Since Professional Networking is a social activity about building relationships, be honest, be yourself and be an open communicator. Don’t be uptight or reserve. Share your opinions with respect as well as your knowledge; talk about/ share your ideas, be open and get to know people. Obviously, ask them about themselves, why they are with you attending a specific event etc. Avoid flattery- Just build a real relationship.
5. Keep in Touch.
Keep in touch regularly – but not too often: don’t overwhelm your Professional Network with too much communication or anything irrelevant or of no-value to them. Don’t spam people –especially on LinkedIn with a simple ‘Hi’ or ‘How are you’ or other one- word communications. Have a clear full body message, so you do not end up annoying your connections.
Remember, meeting a person it is just a start. You need to put the energy to build a relationship and you can’t just follow up 3 years later when you need something from them. Always follow- up the same day or the day after you met a connection physically or online. Ideally, all your follow- up messages should be clear, well- written, short and to- the- point.
Trust takes time to build.
Communication has 2 purposes: either adds value or it has an entairtainmnet purpose. I do not suggest to you to be a comedian, but please ask yourself what is the value conveyed by your message.
6. Relevant Connections.
Sure you should be polite and respectful and every connection counts, but focus on what kind of people you need to go after to build the right professional network for you?
If you are in Truck & Large Vehicle Sales, then maybe attending a professional beautician conference might not be the best activity for professional networking.
7. Promote yourself.
There is a big difference between bragging and promoting yourself.
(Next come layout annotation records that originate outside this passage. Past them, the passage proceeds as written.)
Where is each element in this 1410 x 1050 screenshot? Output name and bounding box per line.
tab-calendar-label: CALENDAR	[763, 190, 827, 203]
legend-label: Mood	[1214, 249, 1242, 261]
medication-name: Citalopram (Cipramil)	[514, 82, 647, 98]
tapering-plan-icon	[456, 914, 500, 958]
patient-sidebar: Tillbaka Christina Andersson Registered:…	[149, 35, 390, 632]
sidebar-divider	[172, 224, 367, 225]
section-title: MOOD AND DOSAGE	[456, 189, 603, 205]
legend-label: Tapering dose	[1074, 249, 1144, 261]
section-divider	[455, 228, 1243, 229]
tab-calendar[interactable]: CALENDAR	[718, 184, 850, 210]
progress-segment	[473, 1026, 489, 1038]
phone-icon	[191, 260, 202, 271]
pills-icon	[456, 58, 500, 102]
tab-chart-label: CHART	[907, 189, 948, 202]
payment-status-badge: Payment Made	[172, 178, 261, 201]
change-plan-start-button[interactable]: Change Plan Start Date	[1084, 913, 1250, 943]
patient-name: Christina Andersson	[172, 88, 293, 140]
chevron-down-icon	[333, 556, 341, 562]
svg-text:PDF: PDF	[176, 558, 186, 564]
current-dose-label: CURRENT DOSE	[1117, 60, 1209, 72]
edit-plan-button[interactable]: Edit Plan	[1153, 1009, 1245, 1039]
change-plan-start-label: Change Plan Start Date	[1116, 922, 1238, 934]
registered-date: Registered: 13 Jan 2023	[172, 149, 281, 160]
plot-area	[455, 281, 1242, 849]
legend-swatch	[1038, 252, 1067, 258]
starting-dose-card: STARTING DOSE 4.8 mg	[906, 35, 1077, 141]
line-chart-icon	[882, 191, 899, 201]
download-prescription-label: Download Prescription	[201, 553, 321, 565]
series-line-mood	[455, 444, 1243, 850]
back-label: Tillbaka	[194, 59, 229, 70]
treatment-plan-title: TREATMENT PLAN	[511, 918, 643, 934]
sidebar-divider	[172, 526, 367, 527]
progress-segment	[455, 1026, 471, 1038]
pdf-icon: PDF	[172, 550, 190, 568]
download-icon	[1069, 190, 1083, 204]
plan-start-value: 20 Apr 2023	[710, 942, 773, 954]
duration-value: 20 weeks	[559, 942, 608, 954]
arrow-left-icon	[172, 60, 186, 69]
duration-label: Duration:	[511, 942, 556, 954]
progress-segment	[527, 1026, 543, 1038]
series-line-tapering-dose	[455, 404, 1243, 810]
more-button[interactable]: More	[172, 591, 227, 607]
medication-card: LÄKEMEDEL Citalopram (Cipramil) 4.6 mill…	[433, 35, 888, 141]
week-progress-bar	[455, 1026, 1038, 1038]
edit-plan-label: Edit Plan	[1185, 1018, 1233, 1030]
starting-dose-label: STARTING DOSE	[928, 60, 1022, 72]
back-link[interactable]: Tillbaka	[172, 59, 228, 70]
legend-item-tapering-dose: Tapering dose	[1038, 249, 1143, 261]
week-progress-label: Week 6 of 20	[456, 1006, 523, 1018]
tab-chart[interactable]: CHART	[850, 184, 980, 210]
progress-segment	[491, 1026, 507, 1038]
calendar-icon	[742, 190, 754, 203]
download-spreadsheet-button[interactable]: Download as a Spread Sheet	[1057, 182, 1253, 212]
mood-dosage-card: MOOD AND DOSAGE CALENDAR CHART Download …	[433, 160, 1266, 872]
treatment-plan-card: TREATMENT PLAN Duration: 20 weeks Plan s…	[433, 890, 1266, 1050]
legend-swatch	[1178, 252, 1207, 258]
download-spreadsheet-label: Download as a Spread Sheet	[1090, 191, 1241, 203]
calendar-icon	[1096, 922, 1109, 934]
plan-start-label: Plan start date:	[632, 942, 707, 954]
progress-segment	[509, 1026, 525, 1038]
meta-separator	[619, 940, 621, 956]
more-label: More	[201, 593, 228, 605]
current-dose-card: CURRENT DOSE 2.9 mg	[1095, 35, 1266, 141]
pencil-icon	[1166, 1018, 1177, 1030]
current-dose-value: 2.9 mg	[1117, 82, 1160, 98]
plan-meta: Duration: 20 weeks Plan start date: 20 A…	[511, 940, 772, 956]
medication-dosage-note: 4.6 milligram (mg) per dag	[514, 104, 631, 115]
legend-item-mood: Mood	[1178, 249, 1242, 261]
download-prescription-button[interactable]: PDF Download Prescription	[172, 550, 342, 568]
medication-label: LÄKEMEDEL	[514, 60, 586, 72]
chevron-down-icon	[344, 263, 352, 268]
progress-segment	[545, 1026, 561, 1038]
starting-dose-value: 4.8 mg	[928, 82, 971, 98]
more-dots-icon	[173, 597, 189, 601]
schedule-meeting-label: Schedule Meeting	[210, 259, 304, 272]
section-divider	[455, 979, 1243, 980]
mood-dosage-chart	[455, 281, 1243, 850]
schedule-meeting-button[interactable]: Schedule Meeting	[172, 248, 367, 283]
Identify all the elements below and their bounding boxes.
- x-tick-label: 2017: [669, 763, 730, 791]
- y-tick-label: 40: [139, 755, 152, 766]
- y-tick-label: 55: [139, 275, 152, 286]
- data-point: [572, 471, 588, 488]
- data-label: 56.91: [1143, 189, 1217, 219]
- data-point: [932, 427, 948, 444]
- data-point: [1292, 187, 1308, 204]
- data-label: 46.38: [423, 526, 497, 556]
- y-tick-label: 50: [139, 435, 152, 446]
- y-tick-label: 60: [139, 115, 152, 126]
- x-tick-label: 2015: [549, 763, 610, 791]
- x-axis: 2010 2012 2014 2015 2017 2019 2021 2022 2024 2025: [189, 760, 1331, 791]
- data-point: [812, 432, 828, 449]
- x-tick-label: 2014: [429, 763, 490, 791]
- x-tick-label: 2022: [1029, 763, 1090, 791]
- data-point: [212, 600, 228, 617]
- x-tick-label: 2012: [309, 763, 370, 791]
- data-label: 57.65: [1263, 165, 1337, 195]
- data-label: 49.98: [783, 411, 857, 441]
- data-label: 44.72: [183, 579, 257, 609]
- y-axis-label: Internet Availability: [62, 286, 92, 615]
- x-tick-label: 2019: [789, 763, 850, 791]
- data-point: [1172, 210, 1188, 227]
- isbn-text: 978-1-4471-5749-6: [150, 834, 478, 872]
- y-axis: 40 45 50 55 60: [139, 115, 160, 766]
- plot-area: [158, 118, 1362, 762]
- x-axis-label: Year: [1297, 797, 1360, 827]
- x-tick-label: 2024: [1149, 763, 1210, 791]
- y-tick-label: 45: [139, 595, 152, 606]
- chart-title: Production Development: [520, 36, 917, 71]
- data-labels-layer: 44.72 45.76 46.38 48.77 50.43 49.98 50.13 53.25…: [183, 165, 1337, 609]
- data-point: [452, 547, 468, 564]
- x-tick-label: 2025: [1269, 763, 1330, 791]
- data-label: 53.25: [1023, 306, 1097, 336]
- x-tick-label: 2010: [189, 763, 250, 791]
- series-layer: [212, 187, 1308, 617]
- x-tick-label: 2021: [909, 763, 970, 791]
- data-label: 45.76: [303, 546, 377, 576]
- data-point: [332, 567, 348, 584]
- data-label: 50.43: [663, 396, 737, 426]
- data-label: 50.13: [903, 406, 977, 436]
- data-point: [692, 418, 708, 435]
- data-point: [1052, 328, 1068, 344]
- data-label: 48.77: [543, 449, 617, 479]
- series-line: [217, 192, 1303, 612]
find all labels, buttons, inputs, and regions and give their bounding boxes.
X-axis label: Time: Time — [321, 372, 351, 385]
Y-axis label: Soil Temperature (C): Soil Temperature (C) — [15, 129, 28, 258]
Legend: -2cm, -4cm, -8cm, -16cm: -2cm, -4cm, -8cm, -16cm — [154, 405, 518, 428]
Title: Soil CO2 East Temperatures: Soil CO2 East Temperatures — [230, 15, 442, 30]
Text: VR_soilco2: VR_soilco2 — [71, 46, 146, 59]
If you did accomplish something, however small, share it with your network; use common sense: for example typing a full page without mistakes does not yet deserve a Nobel prize.
Be open, honest and modestly indicate, explain and communicate your accomplishment. That’s all it takes.
Another way to promote yourself, is by posting, blogging on items of professional nature. Just make sure what the content of your writing adds value to the average reader.
8. Turn your Social Chat into Business Chat.
Just ask people what they are doing, if that is not obvious to you. Find out what are their current problems and challenges. If relevant to what you are doing, suggest what they might be able to do better (yes free advice) and then if they like it, you are talk about how you can do these things for them.
A business chat it is NOT a Sales Pitch!
Paraphrasing something that I read long ago: “Don’t count your chats- make your chats count”
9. Golden LinkedIn Tip
Sometimes, LinkedIn will put a stop to your search based on having used up your allowed number of commercial searches – this is true for all accounts. So, you end up been allowed to see 3 or 4 results out of all available ones. Use the following tool to resolve this issue:
Yes, it works!
10. Who to Avoid?
Simply avoid networkers who ruthlessly exploit their contacts but they never return favors or respond to any of your communication or they just do not listen. Hmmm. Are you familiar with people like these?
Once again: Network, Network, Network.
Networking takes time and energy. So try to enjoy it as much as possible. Starting with a small networking group is ok. Attend professional events. Join a professional organization ideally one with a local presence in your geography.
Spending time on networking will pay off. Just go out there (whether physically or on line) and meet new interest people and talk to them and fun. There will come the time when you will be networking like a pro.